Author: Natalie Taul
Planning Unit: Grayson County CES
Major Program: Financial Education - General
Plan of Work: Advance Adult & Youth Life Skills Preparation
Outcome: Initial Outcome
Productivity allows us to make progress on and complete necessary tasks. However, due to time constraints, competing responsibilities, stressors, and personal tendencies such as procrastination, we often are not as productive as we would like to be. To enhance productivity skills within the local community and assist individuals in learning strategies to maximize their time and output, especially in the workplace, the University of Kentucky Cooperative Extension Service developed the Time Well Spent: Productivity Skills for Success program.

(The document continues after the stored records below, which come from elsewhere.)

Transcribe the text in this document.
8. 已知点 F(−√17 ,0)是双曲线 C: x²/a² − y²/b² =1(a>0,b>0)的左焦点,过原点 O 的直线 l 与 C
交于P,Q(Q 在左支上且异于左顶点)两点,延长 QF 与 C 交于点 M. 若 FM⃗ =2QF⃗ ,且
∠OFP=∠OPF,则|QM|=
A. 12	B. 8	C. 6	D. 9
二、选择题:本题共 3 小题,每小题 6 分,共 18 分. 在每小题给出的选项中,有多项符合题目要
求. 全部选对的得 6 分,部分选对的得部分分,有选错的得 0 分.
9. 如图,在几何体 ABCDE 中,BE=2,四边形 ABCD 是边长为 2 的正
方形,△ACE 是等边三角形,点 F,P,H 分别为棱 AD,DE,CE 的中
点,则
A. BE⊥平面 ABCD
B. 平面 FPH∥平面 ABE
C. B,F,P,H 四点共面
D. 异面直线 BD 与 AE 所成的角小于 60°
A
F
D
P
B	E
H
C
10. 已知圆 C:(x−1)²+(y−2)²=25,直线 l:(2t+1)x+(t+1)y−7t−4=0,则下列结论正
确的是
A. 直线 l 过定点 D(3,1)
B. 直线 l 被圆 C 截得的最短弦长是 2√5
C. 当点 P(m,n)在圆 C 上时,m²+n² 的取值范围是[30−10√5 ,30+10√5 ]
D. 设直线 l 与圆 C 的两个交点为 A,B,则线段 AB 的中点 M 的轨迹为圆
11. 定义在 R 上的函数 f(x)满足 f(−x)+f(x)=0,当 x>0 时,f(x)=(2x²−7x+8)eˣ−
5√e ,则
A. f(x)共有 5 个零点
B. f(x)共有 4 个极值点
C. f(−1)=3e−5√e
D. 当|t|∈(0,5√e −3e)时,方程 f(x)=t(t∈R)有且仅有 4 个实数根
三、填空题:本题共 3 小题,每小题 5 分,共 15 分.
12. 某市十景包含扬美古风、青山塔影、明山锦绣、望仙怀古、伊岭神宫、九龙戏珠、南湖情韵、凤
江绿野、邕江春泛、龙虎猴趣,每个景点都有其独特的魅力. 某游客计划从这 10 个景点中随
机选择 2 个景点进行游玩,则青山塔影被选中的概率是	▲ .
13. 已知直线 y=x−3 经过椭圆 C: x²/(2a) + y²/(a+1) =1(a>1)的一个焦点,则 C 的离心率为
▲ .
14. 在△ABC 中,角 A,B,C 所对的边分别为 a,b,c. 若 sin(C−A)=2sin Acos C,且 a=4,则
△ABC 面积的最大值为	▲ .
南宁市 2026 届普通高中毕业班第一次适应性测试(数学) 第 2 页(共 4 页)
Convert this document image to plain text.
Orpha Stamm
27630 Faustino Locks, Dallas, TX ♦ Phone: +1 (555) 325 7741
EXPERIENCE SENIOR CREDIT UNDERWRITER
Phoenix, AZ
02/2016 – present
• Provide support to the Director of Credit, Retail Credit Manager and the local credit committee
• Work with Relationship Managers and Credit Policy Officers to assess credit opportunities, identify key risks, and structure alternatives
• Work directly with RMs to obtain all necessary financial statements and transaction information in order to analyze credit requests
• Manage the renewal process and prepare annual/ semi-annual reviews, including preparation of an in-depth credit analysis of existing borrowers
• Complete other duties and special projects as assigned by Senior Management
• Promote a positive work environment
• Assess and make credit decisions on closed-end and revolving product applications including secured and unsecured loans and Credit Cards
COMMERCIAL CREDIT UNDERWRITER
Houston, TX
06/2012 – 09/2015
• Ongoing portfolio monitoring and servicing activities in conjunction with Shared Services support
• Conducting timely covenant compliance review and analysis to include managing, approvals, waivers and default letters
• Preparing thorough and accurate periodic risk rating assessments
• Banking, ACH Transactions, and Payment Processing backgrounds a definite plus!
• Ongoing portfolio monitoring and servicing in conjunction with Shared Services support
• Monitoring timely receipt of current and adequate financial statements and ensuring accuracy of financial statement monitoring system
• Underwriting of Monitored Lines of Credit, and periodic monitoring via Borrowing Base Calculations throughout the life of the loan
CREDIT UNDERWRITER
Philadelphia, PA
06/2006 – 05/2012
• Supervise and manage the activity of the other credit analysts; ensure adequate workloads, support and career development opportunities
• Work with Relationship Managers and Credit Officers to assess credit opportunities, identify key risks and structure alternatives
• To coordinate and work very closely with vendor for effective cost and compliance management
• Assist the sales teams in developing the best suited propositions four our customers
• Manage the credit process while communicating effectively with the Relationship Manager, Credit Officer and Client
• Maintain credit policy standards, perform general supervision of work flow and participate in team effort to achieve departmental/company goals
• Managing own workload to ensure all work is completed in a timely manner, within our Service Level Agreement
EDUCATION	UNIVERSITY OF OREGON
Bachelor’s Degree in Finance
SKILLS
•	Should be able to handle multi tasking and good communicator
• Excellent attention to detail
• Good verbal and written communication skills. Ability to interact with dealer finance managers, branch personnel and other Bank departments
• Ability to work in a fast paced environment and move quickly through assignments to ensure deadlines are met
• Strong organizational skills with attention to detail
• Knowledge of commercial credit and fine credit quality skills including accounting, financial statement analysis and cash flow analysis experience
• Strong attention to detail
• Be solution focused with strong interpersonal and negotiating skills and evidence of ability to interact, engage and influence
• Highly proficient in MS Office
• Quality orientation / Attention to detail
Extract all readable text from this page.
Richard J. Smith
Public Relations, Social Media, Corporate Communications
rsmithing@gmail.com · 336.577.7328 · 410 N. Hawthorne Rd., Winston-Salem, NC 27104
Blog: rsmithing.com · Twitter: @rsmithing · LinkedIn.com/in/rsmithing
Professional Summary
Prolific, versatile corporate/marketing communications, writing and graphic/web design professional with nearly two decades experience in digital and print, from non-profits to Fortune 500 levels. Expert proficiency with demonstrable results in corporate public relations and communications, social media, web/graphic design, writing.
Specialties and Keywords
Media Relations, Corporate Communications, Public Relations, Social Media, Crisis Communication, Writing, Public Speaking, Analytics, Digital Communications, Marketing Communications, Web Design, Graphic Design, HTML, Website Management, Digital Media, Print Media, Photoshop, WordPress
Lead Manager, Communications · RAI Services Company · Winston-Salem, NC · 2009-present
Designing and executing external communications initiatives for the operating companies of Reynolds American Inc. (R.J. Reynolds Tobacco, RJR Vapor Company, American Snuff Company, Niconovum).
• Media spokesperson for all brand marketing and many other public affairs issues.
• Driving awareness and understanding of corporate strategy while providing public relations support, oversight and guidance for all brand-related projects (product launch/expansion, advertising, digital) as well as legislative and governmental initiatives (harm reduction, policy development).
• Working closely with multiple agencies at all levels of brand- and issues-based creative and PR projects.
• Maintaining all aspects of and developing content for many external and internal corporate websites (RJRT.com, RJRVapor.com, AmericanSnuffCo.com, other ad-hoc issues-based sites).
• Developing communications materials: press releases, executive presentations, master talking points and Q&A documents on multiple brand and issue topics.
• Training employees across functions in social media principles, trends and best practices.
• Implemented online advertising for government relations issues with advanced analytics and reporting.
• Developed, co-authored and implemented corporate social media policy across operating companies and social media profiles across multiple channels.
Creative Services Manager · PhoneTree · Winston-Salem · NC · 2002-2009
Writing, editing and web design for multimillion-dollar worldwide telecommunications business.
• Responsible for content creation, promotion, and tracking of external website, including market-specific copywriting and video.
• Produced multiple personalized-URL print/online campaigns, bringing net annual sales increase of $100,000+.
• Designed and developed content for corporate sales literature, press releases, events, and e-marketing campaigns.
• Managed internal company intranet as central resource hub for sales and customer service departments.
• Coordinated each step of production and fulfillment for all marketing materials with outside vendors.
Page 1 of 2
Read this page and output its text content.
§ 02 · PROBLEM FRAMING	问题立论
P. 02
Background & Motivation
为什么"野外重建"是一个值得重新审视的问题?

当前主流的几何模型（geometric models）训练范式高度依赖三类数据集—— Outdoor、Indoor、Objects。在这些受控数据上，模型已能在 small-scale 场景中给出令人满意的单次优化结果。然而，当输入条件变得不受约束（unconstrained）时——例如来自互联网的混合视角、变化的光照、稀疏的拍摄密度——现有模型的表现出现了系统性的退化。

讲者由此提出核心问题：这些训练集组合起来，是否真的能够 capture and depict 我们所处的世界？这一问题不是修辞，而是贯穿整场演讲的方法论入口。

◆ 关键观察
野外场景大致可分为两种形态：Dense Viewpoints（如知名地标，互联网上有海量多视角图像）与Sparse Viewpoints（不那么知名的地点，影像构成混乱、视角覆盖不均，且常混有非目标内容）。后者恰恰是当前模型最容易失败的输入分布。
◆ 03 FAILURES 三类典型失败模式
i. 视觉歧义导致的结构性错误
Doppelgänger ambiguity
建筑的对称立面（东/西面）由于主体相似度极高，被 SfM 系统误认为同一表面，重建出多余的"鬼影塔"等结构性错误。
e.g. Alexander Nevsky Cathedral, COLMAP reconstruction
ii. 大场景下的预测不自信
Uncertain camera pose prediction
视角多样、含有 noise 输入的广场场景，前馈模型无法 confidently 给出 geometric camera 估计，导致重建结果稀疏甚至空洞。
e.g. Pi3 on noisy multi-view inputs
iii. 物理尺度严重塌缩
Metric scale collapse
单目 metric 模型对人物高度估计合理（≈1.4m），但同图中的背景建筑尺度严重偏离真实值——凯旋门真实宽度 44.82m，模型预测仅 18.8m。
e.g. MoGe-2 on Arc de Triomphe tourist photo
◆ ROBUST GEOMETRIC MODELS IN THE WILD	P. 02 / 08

Because employee productivity ultimately strengthens both individual workplaces and the economic viability of communities at large, the Grayson County Extension Service offered Time Well Spent: Productivity Skills for Success. The program consisted of four individual lessons delivering objective-based learning through interactive learning activities, including Productivity vs. Procrastination, Organizing Your Time and Workspace, Establishing Priorities and Building Focus, and Work-Life Balance. During 2023, 34 participants each received 4 hours of direct, hands-on education. Participants were surveyed following the classes.
Statistically significant increases in knowledge were reported on 10 knowledge areas measured: common reasons for procrastination, strategies to combat procrastination, productive procrastination, organizing a workspace, simplifying, and maximizing time, the importance of personal and professional routines for general well-being, using an Eisenhower Matrix to prioritize tasks, improving focus, managing tasks, and setting SMART goals. Additionally, 100 percent planned to use the techniques learned to enhance their productivity replace at least one unproductive behavior with a productive one, create personal and professional productivity routines, schedule time to work with minimal interruptions, set at least one SMART goal, practice personal and professional self-care, and use tools from the program to create a healthy work-life balance.
The words of the participants, however, often speak to the success of a program. One participant shared that they would use the information to increase their productivity and that of their overall staff. Another stated that the instructor "really drove home how [their] well-being could be made better by making small changes in [their] work life and personal life." Finally, a participant remarked "this is a class you can take over and benefit [from] each time."